I do have the original build card from Chrysler. All numbers match. The Carb was good for many conversations on the Antique Auto Club Forum. Some for the fact that it is original and some against. I do know from photos on web that it appears to be correct in my opinion and better then that it absolutely works flawless. It took some time to find the original silencer/air cleaner. I do not typically drive with this as the K&N is far superior to the original.
I do doubt the headlights are original but do feel they represent fairly close to original and they work well. I will not chrome the light bar, dollars and my own taste decided this. The hub caps are not original. The caps on the car were purchased in PA years ago.
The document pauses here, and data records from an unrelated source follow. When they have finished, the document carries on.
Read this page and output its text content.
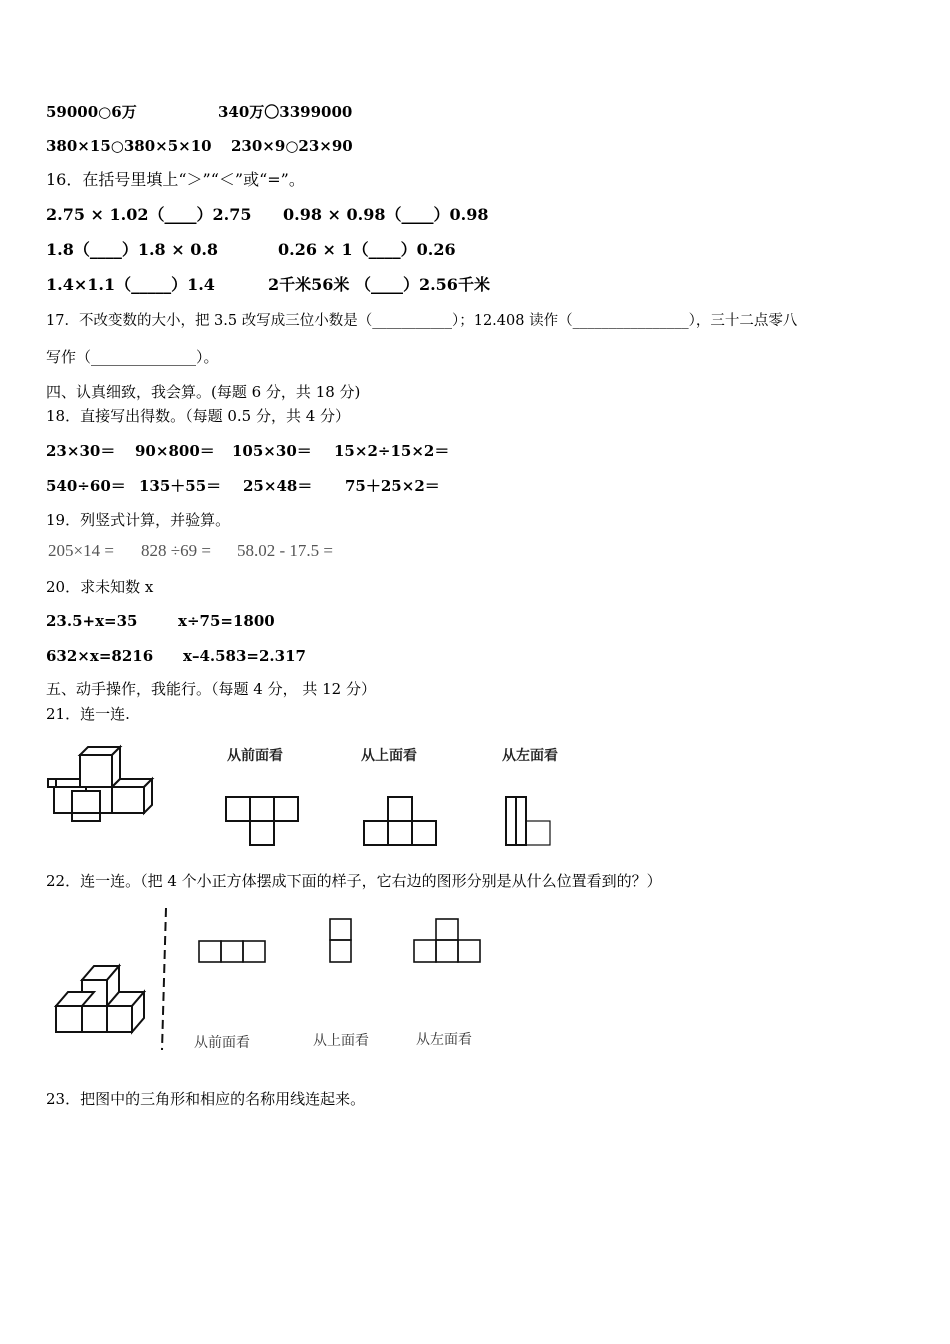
59000○6万	340万〇3399000
380×15○380×5×10 230×9○23×90
16．在括号里填上“＞”“＜”或“=”。
2.75 × 1.02（____）2.75 0.98 × 0.98（____）0.98
1.8（____）1.8 × 0.8	0.26 × 1（____）0.26
1.4×1.1（_____）1.4	2千米56米 （____）2.56千米
17．不改变数的大小，把 3.5 改写成三位小数是（___________）；12.408 读作（________________），三十二点零八
写作（______________）。
四、认真细致，我会算。(每题 6 分，共 18 分)
18．直接写出得数。（每题 0.5 分，共 4 分）
23×30＝ 90×800＝ 105×30＝ 15×2÷15×2＝
540÷60＝ 135＋55＝ 25×48＝ 75＋25×2＝
19．列竖式计算，并验算。
205×14 = 828 ÷69 = 58.02 - 17.5 =
20．求未知数 x
23.5+x=35	x÷75=1800
632×x=8216 x–4.583=2.317
五、动手操作，我能行。（每题 4 分， 共 12 分）
21．连一连.
从前面看	从上面看	从左面看
22．连一连。（把 4 个小正方体摆成下面的样子，它右边的图形分别是从什么位置看到的？）
从前面看	从上面看	从左面看
23．把图中的三角形和相应的名称用线连起来。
My guess is the originals were used for target practice on the farm years ago!
I have no idea if the radiator cap is original. Every picture I have shows this cap as well as examples on the web. It could be your seeing the cap in a bit of a raised stance because it's not seated entirely. I will check this.
As time rolls on and my son receives this car someday we will continue to get her as close to original as possible. Every bit of work has done by the family from the body to the mechanics. I will adjust the wire loom as you recommended. I needed something to do this weekend anyway.
Again, I enjoy the discussions and feedback these forums provide and take it all as constructive criticism.
#14
She has the original Carter 1bbl updraft. In the picture I have a K&N filter which I prefer since we live in the desert and have lots of fine dust. I do have the original air silencer / air cleaner (HUGE) but prefer the K&N. I will include a before pic of the motor before I did the tear down and rebuild.
#15
General Discussion / Re: 8 Volt (contd)
January 28, 2014, 10:19:46 AM
New to this forum but for what its worth I have ran an 8 volt (tractor supply) battery in my 31 PA with no modifications since the day I first started her after the restoration. Never a fail to fire or any other problems. I do occasionally plug in an 8 volt battery minder, once a month for 24hrs for maintenance. All 6 volt systems operate perfect, horn, lights, etc. I prefer the peace of mind knowing I get a clean fire every time I hit the starter and she fires right up! I did notice on a recent trip to the $200 store or as my wife calls it, Costco here in AZ that they had a pallet of 8 volt batteries in the service area.